Dockerfile packaging will generate a Dockerfile. You can simple run docker build for this Dockerfile to build a docker image which includes first ranked output model.

How to package Olive artifacts#

Olive packaging configuration is configured in PackagingConfig in Engine configuration. PackagingConfig can be a single packaging configuration. Alternatively, if you want to apply multiple packaging types, you can also define a list of packaging configurations.

If not specified, Olive will not package artifacts.

  • PackagingConfig

    • type [PackagingType]: Olive packaging type. Olive will package different artifacts based on type.

    • name [str]: For PackagingType.Zipfile type, Olive will generate a ZIP file with name prefix: <name>.zip.

    • config [dict]: The packaging config.

      • Zipfile

        • export_in_mlflow_format [bool]: Export model in mlflow format. This is false by default.

      • Dockerfile

        • requirements_file [str]: requirements.txt file path. The packages will be installed to docker image.

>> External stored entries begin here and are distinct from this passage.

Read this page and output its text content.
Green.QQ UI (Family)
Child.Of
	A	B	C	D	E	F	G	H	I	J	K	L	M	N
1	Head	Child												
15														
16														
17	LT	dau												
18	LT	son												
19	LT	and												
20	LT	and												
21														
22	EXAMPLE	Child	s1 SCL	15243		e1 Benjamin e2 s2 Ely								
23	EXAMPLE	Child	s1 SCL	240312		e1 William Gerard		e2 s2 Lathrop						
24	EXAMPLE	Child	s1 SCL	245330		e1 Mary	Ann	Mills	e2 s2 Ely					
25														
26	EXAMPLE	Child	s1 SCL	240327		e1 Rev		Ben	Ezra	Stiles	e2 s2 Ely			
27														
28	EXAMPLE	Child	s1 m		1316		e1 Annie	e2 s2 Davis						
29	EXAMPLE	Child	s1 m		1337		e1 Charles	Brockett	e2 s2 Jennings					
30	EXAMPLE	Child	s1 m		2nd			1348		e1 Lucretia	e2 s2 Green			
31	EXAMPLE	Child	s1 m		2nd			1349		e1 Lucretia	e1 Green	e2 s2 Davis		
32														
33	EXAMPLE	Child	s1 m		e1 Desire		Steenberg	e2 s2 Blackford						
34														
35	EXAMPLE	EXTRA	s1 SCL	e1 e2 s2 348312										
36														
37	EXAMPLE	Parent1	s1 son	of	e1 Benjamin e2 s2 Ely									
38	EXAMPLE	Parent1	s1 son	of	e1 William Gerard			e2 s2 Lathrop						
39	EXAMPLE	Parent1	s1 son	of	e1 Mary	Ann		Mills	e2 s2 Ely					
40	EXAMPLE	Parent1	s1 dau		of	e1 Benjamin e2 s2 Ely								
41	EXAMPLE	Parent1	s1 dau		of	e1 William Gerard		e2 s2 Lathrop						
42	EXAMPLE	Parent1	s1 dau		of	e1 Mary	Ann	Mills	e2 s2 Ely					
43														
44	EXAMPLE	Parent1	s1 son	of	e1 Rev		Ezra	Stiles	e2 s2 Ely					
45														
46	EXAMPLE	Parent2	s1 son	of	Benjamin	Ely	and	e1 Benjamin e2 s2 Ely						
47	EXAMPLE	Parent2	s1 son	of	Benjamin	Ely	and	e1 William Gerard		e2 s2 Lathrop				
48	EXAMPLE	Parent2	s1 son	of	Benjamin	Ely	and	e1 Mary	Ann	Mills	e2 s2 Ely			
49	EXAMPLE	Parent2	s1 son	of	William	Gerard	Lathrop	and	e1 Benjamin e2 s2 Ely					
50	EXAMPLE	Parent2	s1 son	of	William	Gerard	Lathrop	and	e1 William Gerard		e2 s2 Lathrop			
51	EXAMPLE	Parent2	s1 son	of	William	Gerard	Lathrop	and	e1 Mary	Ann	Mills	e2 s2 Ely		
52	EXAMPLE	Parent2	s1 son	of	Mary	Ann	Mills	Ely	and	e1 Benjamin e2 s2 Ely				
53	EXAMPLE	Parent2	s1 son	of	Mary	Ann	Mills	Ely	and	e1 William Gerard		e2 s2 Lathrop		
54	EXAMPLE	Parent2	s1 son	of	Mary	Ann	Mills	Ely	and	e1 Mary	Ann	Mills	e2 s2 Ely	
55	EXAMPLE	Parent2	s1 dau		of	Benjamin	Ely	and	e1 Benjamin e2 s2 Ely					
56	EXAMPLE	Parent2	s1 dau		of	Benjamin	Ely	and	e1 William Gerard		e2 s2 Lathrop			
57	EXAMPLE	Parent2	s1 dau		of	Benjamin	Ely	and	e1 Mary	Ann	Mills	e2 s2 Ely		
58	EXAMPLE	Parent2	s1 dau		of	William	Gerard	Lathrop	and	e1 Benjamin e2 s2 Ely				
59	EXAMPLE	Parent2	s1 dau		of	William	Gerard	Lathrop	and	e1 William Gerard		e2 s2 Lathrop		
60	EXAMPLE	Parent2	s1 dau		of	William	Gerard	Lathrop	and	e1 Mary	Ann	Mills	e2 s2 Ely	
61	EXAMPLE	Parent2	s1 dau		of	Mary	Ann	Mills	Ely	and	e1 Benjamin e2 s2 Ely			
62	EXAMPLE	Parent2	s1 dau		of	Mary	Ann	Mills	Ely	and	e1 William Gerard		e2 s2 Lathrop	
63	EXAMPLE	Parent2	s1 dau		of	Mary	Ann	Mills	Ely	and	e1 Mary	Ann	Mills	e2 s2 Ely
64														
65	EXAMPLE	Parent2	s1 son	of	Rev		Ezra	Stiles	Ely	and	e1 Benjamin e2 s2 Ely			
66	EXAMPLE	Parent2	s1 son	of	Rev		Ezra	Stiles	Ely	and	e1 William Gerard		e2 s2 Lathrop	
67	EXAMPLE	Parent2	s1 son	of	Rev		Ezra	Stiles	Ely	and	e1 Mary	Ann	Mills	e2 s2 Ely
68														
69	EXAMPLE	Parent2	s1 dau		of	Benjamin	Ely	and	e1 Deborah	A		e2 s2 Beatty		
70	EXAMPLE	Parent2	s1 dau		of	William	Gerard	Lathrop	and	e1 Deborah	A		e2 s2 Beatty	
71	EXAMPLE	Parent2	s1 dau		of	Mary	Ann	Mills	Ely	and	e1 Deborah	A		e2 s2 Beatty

You can add different types PackagingConfig as a list to Engine configurations. e.g.:

"engine": {
    "search_strategy": {
        "execution_order": "joint",
        "sampler": "tpe",
        "max_samples": 5,
        "seed": 0
    },
    "evaluator": "common_evaluator",
    "host": "local_system",
    "target": "local_system",
    "packaging_config": [
        {
            "type": "Zipfile",
            "name": "OutputModels"
        }
    ]
    "cache_dir": "cache"
}

Packaged files#

Inference config file#

The inference config file is a json file including execution_provider and session_options. e.g.:

{
    "execution_provider": [
        [
            "CPUExecutionProvider",
            {}
        ]
    ],
    "session_options": {
        "execution_mode": 1,
        "graph_optimization_level": 99,
        "extra_session_config": null,
        "inter_op_num_threads": 1,
        "intra_op_num_threads": 64
    }
}

Model configuration file#

The model configuration file is a json file including the history of applied Passes history to the output model. e.g.:

{
  "53fc6781998a4624b61959bb064622ce": null,
  "0_OnnxConversion-53fc6781998a4624b61959bb064622ce-7a320d6d630bced3548f242238392730": {
    //...
  },
  "1_OrtTransformersOptimization-0-c499e39e42693aaab050820afd31e0c3-cpu-cpu": {
    //...
  },
  "2_OnnxQuantization-1-1431c563dcfda9c9c3bf26c5d61ef58e": {
    //...
  },
  "3_OrtSessionParamsTuning-2-a843d77ae4964c04e145b83567fb5b05-cpu-cpu": {
    //...
  }
}

Metrics file#

The metrics file is a json file including input model metrics and output model metrics.